# Closed-form solution for $f(x)/x=y$ using $f^{-1}$

I'm programming a piece of math that requires solving an equation of a form $$f(x)/x=y$$. Now I already have $$f^{-1}(z)$$ coded (efficiently, and not by me) so I'd prefer using this implementation instead of, say, coding bisection for $$f(x)/x$$. Is there a way to do that?

If it were $$f(x)=y$$, I would just use $$x=f^{-1}(y)$$. But with $$f(x)/x=y$$ I doubt it's even possible to have a closed-form solution with $$f$$ and $$f^{-1}$$ but I can't come up with a reasoning for that.

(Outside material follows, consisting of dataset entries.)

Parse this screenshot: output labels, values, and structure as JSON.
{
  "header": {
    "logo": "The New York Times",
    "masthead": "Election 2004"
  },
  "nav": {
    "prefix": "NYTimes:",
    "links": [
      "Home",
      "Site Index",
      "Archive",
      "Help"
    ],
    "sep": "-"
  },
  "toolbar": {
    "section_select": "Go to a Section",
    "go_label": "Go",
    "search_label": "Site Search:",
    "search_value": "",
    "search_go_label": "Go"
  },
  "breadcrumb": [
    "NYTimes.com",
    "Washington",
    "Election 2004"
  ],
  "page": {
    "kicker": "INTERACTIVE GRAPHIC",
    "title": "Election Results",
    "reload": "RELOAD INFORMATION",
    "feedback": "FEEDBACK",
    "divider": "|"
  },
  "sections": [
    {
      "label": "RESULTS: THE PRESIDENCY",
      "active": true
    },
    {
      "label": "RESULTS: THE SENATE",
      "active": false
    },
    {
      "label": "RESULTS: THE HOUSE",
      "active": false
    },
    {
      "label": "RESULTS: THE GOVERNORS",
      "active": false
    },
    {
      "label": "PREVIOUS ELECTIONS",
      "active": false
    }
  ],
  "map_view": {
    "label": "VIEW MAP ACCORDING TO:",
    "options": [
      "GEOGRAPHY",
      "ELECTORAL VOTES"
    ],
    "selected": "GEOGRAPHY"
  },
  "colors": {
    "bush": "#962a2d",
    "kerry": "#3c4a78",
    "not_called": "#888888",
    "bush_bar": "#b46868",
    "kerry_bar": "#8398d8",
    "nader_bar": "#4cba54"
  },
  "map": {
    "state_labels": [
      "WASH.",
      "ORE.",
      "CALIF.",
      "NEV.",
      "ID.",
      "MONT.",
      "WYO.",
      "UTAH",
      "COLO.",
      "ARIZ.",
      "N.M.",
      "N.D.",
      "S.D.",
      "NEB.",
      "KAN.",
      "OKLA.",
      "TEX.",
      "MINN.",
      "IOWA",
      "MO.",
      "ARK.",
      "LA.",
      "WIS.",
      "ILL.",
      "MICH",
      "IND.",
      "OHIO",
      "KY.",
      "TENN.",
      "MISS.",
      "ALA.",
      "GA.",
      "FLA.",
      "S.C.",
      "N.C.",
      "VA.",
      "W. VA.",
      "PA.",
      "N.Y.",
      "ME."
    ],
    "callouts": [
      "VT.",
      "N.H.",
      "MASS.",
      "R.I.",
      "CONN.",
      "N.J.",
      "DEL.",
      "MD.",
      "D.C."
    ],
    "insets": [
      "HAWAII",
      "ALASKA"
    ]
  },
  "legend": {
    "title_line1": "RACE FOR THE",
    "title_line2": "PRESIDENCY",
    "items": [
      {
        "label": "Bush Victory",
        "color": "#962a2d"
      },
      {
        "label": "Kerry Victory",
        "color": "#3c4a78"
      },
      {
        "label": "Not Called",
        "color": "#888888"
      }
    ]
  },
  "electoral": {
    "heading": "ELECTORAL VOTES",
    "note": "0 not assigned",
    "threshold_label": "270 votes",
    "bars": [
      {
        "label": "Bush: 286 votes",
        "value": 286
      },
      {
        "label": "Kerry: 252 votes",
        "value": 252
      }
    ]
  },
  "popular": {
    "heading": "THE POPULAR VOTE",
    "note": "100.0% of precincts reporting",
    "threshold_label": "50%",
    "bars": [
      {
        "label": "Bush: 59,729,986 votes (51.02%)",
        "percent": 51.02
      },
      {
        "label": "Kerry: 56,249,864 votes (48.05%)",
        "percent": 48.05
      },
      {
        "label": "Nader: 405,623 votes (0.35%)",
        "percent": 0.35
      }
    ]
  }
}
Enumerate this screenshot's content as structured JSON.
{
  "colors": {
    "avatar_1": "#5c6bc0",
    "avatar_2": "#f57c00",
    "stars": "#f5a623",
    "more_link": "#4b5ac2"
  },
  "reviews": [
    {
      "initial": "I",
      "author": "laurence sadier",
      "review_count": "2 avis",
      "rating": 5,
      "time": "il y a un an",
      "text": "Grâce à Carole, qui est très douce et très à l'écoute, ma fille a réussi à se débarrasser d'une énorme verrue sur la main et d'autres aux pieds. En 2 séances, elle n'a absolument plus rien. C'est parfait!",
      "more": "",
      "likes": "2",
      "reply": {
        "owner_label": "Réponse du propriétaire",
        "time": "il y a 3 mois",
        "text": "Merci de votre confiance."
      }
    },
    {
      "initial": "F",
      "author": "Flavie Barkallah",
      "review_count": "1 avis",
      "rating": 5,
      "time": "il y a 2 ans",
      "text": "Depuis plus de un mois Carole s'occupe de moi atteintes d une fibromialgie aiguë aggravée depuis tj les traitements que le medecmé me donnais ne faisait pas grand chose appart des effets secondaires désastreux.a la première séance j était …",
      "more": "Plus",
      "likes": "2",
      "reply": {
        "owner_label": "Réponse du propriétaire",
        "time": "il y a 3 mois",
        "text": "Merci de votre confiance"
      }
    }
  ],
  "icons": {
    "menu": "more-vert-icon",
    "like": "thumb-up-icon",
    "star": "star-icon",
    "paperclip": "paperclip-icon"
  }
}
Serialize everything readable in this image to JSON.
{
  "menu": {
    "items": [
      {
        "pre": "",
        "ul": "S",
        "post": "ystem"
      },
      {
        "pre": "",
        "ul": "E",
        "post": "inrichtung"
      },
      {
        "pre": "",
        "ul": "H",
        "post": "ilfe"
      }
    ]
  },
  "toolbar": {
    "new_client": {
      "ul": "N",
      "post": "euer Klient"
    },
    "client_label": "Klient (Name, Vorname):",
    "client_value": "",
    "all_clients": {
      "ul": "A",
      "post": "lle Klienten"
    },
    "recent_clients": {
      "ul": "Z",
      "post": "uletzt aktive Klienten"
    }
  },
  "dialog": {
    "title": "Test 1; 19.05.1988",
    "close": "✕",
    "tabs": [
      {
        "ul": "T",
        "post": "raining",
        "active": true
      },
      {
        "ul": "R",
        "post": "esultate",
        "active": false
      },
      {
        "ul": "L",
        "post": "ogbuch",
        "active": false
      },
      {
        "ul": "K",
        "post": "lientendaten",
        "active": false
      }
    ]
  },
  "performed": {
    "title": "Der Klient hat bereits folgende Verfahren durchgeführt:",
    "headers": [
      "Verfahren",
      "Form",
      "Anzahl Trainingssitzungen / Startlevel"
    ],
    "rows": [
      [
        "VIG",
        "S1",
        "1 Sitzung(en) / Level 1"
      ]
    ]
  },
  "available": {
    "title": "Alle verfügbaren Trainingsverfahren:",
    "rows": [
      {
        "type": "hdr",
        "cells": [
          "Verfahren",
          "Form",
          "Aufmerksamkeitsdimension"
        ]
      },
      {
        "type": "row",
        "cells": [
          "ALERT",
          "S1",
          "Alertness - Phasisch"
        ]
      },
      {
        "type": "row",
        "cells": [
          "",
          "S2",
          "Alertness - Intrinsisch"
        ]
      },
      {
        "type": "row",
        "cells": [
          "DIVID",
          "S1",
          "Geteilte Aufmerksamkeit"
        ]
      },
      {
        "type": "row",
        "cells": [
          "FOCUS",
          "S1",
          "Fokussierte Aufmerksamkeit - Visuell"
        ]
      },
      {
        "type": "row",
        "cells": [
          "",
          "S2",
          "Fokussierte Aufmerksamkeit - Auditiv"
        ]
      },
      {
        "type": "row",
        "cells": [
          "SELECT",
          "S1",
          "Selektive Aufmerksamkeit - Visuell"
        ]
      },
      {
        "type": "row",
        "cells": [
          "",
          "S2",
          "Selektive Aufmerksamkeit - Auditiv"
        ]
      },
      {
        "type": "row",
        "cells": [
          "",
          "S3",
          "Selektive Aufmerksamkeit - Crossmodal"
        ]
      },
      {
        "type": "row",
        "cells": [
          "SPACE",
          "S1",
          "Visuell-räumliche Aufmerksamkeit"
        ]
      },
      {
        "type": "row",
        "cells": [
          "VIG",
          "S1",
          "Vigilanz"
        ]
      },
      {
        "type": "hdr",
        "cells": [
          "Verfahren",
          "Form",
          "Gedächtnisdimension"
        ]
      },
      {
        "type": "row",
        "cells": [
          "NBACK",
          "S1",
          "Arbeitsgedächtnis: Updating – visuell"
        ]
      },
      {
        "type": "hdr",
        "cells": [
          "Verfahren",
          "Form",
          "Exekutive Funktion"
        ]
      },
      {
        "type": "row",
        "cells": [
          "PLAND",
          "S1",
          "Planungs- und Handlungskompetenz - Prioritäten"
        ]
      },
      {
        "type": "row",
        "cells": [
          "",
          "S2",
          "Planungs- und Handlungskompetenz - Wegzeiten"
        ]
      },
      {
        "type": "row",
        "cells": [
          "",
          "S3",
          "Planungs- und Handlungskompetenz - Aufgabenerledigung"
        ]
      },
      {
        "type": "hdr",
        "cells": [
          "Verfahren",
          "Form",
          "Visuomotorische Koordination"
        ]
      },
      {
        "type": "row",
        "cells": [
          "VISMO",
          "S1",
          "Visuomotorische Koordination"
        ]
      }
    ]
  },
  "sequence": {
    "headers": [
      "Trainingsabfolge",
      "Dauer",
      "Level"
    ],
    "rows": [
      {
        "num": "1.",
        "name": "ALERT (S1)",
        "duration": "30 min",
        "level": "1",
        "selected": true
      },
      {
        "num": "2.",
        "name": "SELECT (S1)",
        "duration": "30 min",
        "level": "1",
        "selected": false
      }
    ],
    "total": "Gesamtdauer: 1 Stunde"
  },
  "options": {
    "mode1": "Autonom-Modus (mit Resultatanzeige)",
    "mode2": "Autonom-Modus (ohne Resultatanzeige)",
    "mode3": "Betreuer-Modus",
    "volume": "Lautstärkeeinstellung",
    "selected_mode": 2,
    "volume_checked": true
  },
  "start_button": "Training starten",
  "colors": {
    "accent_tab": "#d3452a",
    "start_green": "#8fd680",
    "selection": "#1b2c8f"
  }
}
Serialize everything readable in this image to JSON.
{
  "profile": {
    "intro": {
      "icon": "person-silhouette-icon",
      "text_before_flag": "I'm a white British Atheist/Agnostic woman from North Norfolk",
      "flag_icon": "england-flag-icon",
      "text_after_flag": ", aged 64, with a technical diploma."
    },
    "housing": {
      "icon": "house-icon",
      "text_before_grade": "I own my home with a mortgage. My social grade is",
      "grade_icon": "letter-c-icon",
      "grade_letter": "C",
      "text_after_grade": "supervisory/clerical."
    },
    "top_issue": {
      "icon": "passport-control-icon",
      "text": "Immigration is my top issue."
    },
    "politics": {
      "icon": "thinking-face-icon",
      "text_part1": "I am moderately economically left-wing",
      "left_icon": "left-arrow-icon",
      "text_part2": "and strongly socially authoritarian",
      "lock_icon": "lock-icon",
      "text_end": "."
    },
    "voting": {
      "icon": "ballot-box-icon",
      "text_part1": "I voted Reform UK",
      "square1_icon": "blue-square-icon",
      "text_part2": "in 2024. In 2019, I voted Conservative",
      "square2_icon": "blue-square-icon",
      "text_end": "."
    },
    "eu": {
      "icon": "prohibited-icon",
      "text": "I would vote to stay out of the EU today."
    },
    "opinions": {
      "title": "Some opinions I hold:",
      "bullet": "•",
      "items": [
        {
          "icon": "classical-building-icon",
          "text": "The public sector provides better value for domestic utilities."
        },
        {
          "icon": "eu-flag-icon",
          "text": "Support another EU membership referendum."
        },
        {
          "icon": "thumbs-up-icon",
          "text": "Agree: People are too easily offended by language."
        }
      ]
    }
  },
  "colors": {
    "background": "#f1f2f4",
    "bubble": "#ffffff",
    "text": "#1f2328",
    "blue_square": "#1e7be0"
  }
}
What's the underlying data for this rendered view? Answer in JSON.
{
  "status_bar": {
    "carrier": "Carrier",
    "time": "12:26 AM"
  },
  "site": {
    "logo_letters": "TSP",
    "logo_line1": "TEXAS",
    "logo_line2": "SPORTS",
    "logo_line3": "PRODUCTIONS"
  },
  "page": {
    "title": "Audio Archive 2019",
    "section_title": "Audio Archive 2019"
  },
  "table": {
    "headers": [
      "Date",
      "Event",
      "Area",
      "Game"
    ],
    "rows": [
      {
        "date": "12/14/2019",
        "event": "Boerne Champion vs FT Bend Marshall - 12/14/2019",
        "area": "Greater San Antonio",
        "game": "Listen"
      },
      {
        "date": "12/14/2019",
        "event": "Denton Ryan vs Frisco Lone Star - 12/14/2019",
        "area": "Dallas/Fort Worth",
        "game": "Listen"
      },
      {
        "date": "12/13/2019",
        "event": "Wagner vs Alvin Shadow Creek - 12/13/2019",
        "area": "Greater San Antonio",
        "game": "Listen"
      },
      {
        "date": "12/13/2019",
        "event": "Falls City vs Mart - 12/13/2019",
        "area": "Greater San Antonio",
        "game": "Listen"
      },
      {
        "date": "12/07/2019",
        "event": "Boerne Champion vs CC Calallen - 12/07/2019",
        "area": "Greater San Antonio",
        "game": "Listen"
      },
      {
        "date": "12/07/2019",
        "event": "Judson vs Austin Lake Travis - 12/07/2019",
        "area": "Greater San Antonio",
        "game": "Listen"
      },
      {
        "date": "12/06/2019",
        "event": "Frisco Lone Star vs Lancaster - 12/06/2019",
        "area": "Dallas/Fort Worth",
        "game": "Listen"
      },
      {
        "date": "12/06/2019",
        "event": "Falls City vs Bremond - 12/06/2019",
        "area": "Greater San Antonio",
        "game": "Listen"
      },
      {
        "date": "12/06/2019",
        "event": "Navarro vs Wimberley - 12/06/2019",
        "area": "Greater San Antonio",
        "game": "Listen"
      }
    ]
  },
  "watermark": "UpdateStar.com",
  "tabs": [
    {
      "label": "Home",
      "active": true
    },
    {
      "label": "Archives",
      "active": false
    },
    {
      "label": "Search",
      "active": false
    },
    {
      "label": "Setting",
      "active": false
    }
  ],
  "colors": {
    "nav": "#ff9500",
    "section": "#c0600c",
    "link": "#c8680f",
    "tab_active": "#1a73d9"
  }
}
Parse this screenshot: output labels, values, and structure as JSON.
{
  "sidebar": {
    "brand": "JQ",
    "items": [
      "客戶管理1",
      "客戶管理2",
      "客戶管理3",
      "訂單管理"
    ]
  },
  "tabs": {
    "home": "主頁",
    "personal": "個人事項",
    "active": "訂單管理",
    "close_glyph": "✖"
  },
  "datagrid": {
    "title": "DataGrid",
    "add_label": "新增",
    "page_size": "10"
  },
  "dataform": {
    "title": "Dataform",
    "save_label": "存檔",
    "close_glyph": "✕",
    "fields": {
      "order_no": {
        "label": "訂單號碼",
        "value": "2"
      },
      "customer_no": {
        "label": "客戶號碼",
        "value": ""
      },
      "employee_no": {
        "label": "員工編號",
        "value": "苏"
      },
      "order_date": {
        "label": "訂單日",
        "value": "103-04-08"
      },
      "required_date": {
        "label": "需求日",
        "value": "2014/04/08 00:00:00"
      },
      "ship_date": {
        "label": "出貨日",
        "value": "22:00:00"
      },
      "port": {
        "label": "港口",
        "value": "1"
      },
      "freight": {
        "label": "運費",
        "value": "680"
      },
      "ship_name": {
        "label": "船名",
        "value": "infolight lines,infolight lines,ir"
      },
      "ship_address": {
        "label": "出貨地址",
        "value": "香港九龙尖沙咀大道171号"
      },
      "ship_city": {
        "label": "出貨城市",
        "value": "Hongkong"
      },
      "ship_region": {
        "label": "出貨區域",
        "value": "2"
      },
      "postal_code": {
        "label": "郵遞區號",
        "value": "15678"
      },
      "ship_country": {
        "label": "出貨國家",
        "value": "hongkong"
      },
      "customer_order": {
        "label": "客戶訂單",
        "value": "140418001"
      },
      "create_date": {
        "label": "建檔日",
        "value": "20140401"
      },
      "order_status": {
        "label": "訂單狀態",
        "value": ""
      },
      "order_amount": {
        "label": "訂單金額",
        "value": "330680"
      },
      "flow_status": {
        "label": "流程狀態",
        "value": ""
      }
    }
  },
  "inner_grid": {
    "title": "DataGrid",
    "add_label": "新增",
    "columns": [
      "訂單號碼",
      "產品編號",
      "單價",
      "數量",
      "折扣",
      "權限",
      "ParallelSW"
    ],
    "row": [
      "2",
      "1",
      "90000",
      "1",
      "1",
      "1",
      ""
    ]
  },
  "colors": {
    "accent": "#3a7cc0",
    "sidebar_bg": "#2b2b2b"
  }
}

• What is formula for $f(x)$ ? Commented Jan 21, 2019 at 17:49
• @coffeemath, it's very large and clumsy and is constructed in several steps. It's not the first time I faced this problem, previously with different expressions for $f(x)$, so I'm asking a question in general, for arbitrary $f(x)$. Commented Jan 21, 2019 at 17:55

Not possible in general. For example, if $$f(x) = e^x$$ then $$f^{-1}(x) = \log x$$. But the solution $$x$$ of $$\frac{e^x}{x} = y$$ is not elementary: $$x = -W\left(\frac{-1}{y}\right)$$ where W is the Lambert W function. Knowing how to compute $$e^x$$ and $$\log x$$ does not tell you how to compute this solution.